What is required is that some land is left for trees and grassland in the first place. We could secure that for our deer, and verderers to guide them into the right areas. The benefit is for humanity as well: deer or no deer we also need nature in our surroundings, for mental health, outdoor exercise space, aesthetic pleasure, and for the carbon-sinking, shading effects of treescapes. Trees and woodland creatures go together, and a city is only enhanced by leaving generous space for both. It's being done elsewhere - this is not an impossible dream.

Since people are willing to erect high fences to keep deer out of their gardens, maybe others are willing to use fencing to keep them in (augmenting the park space we should assign for them). Adopt a deer family? Better than being complicit in the suffering accompanying their slaughter by traps and lethal bolts. And when it comes to adopting, why stop at deer?
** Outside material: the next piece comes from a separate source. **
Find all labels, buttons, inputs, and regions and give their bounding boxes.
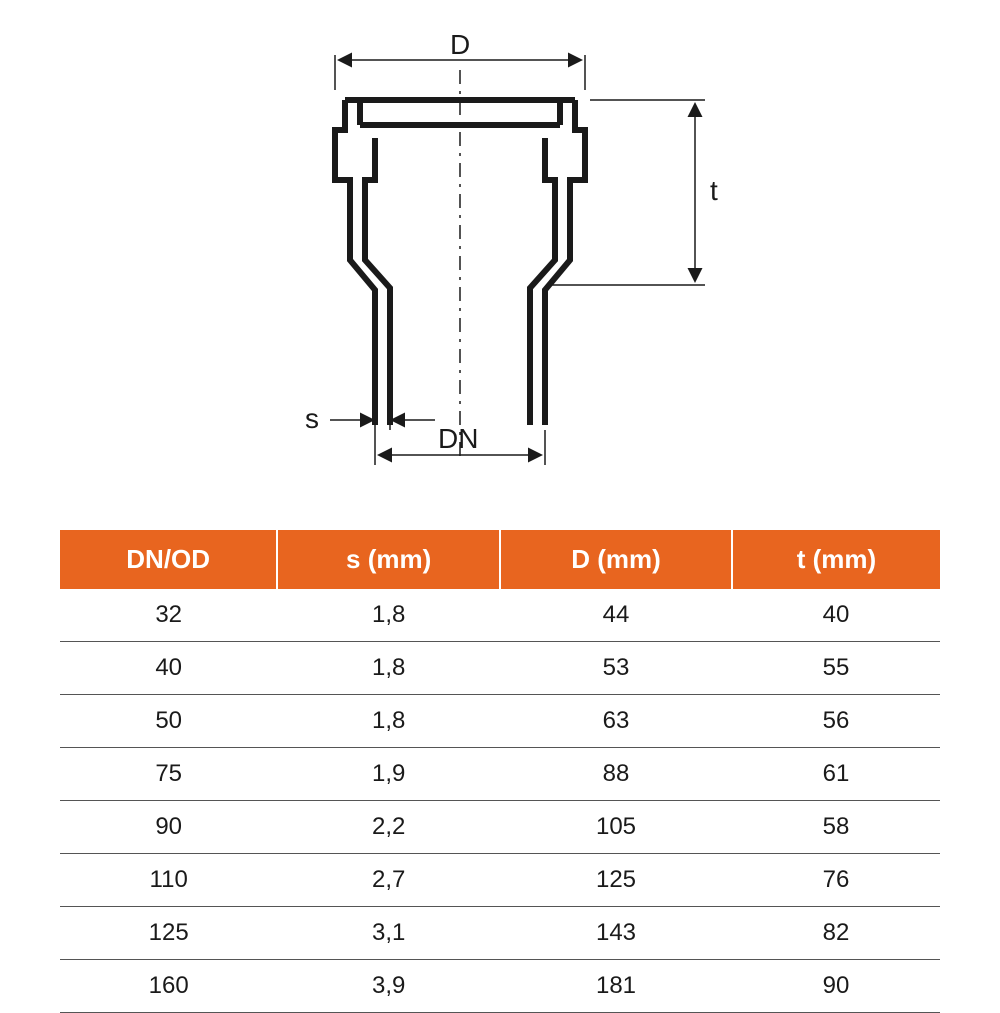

As of January 1, 2012, England has gone battery cage-free in the poultry business, and the British Hen Welfare Trust re-homes retired laying hens, who would normally be slaughtered while still young. We too need to house retired farm animals (have we not just seen the atrocious situation of the old gelding starved for a year and then hanged on a farm in Saanich?); could we not be a little more imaginative in our space-sharing with the animals around us?

In the same way we have a garbage dump and a common water source, a municipality should have a retired-working-animal facility, as a normal part of being civilized. Politicians are led by the people by whom they want to be re-elected, so it is up to us to come up with the solutions to both animal issues and the problem of dwindling greenspace.